21 Fevereiro 2025
A mensagem do Dia dos Namorados aos migrantes emitida pela Casa Branca e a promoção de um golpe de criptomoedas por Javier Milei ilustram o apego da extrema-direita à estratégia política de Steve Bannon.
O artigo é de Francisco Manetto, editor do El País, em artigo publicado por El País, 17-02-2025.
“Bang, bang, bang”, Steve Bannon, ex-assessor de Donald Trump, resumiu a estratégia da seguinte forma. Tratava-se de inundar o campo de batalha, atirando em várias direções, esmagando. Preparando o caminho para a distração. Para o ideólogo populista, que na semana passada se declarou culpado de fraude para evitar a prisão, o objetivo era confrontar a mídia tradicional, que o presidente dos EUA considerava — e continua a ver — como a verdadeira oposição.
No entanto, esta receita é também, pelo menos desde o “pão e circo” descrito por Juvenal há dois milênios, uma tática consciente para agradar aos adeptos e procurar cumplicidade em alguns setores da população. Um modo de vida em campanha eleitoral permanente. E num contexto onde o entretenimento é muitas vezes a mesma mensagem política, multiplicada pelas redes, um dos seus efeitos é a propagação do caos.
As declarações de Bannon voltaram aos holofotes há alguns dias graças a uma análise em vídeo feita por Ezra Klein, colunista do New York Times, publicada no Instagram. E na sexta-feira passada, pelo menos duas mensagens que se destacaram na conversa de X, com consequências diferentes, estão enquadradas justamente nessa estratégia. O primeiro foi lançado pela Casa Branca. O segundo, Javier Milei, principal aliado de Trump na América Latina.
Era Dia dos Namorados e o escritório do magnata aproveitou uma canção infantil clássica para modificar os versos da composição, sobre as evidências da natureza, e acrescentar um alerta aos migrantes. “Rosas são vermelhas / violetas são azuis / venha aqui ilegalmente e nós o deportaremos”. O meme, o gênero favorito do novo governo, apresenta Trump e Tom Homan, diretor do Serviço de Imigração e Alfândega. “Feliz Dia dos Namorados”, disse a Casa Branca. Outra conta oficial, a da Embaixada dos EUA no México, citou a postagem e escreveu: “O amor não conhece fronteiras… mas os Estados Unidos sim”, acrescentando a hashtag #NiLoIntentes.
Happy Valentine's Day ♥️ pic.twitter.com/6d7qmo7gtz
— The White House (@WhiteHouse) February 14, 2025
A mensagem ajudou a amplificar o burburinho na rede social de Elon Musk, aliado do presidente e responsável pelos cortes do governo. A indignação se misturou à desolação pelo futuro de milhões de migrantes, especialmente latino-americanos, ou à ironia usada como antídoto para esse tipo de absurdo comunicativo. Mas o infeliz cartão postal do Dia dos Namorados também provocou uma avalanche de aplausos entre os seguidores do magnata. Três assaltos por dia, disse Bannon. A ideia é dar a impressão de que muito está sendo feito, que a linha dura contra a imigração não vacila, que o discurso permeia tudo, quando na realidade os Estados Unidos são uma democracia fundada em contrapoderes e muitos dos primeiros decretos de Trump estão paralisados nos tribunais.

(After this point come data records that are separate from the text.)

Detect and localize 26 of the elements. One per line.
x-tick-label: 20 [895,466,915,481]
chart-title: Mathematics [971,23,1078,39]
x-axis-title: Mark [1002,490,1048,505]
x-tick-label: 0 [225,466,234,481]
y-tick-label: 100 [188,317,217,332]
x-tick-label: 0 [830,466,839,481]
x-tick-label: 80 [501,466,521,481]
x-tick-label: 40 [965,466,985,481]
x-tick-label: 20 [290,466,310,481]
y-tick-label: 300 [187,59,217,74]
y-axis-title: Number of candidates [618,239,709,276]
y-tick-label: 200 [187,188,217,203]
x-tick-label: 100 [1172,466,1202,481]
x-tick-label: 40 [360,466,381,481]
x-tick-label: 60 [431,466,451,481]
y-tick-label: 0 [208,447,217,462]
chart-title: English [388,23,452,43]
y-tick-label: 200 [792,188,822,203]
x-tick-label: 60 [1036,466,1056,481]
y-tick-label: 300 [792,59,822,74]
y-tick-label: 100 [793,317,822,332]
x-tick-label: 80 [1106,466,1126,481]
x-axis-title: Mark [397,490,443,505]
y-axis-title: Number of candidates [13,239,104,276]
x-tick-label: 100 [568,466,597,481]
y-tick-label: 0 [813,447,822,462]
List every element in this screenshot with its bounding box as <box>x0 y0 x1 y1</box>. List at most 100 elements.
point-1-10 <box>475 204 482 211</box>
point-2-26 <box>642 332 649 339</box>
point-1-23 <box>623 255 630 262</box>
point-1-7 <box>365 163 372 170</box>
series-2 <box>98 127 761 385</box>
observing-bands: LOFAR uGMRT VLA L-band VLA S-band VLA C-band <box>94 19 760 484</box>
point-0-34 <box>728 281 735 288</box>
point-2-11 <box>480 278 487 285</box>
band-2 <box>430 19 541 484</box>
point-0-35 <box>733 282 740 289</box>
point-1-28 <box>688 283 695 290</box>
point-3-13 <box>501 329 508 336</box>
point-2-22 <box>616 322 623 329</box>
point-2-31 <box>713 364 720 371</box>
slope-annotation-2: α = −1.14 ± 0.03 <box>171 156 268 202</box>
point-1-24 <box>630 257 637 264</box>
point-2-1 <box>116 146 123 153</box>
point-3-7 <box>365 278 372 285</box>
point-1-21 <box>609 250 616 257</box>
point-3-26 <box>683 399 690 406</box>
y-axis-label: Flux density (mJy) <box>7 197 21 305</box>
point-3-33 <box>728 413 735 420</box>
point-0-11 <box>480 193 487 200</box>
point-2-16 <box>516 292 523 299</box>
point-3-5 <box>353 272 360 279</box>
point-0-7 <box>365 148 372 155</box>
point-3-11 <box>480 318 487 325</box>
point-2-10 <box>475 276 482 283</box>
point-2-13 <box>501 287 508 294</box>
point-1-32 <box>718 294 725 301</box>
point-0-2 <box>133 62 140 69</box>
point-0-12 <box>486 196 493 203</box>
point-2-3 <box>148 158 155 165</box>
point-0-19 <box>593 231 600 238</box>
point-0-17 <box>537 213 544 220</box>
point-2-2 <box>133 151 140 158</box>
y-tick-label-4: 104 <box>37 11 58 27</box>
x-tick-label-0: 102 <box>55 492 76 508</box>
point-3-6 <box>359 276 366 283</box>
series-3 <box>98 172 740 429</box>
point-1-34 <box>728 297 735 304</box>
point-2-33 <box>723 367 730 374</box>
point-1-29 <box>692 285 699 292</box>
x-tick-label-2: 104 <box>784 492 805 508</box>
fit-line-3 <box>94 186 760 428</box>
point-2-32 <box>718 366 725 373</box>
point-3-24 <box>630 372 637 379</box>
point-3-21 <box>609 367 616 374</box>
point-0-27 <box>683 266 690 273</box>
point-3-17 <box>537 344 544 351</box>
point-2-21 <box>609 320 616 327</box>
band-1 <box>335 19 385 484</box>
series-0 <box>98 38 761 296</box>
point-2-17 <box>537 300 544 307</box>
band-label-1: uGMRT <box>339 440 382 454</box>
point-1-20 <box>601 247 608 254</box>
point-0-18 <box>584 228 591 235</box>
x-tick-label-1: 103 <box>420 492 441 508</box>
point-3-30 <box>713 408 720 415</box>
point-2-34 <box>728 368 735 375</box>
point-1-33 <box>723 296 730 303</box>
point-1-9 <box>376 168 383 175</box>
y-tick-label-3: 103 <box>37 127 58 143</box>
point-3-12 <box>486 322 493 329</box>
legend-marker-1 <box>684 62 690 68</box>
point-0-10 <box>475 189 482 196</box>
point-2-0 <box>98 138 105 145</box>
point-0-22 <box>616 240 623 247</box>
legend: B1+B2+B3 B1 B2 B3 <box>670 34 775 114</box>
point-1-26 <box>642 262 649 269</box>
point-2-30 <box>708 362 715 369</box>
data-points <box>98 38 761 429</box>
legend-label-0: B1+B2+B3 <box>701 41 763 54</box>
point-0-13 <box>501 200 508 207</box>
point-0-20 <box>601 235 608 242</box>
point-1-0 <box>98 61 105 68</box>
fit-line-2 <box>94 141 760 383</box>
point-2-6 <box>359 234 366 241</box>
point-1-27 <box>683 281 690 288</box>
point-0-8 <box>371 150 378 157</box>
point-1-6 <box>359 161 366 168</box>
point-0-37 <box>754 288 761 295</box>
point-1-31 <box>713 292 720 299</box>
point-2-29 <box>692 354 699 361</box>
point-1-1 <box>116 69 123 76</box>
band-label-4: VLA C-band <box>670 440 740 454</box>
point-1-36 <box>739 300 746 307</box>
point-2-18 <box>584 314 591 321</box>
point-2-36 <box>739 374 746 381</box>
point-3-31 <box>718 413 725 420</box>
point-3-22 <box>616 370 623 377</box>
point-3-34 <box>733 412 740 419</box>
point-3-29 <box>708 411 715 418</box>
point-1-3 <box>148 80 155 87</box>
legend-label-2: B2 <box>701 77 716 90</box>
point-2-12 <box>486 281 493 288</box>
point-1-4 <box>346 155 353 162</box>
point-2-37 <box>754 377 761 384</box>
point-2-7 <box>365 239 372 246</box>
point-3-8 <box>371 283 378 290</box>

A mais de 8.000 quilômetros de Washington, Javier Milei proclamou em X que “a Argentina liberal está crescendo!!!” O presidente de extrema-direita abriu a caixa de Pandora ao promover uma criptomoeda com novo nome: $LIBRA. Segundo ele, “este projeto privado será dedicado a estimular o crescimento econômico”. A coincidência foi perfeita: Milei estava se voltando para um dos grandes hobbies de seus seguidores, as criptomoedas, e ao mesmo tempo defendendo seu programa de desregulamentação. O preço das ações subiu tão rápido quanto despencou. Milhões de lucros e, em questão de minutos, milhões de perdas.
O presidente argentino apagou a mensagem e escreveu outra na qual afirmava não ter nenhuma ligação com o projeto. "Eu não estava ciente dos detalhes do projeto e depois de tomar conhecimento decidi não continuar a divulgá-lo", disse ele antes de lançar um ataque que mais parecia uma canção de Paquita la del Barrio. “Aos ratos imundos da casta política que querem aproveitar esta situação para fazer mal, quero dizer que a cada dia eles confirmam o quão vis são os políticos, e aumentam nossa convicção de dar um chute na bunda deles.” Diante de uma enorme irresponsabilidade, estas são as desculpas da política bang, bang.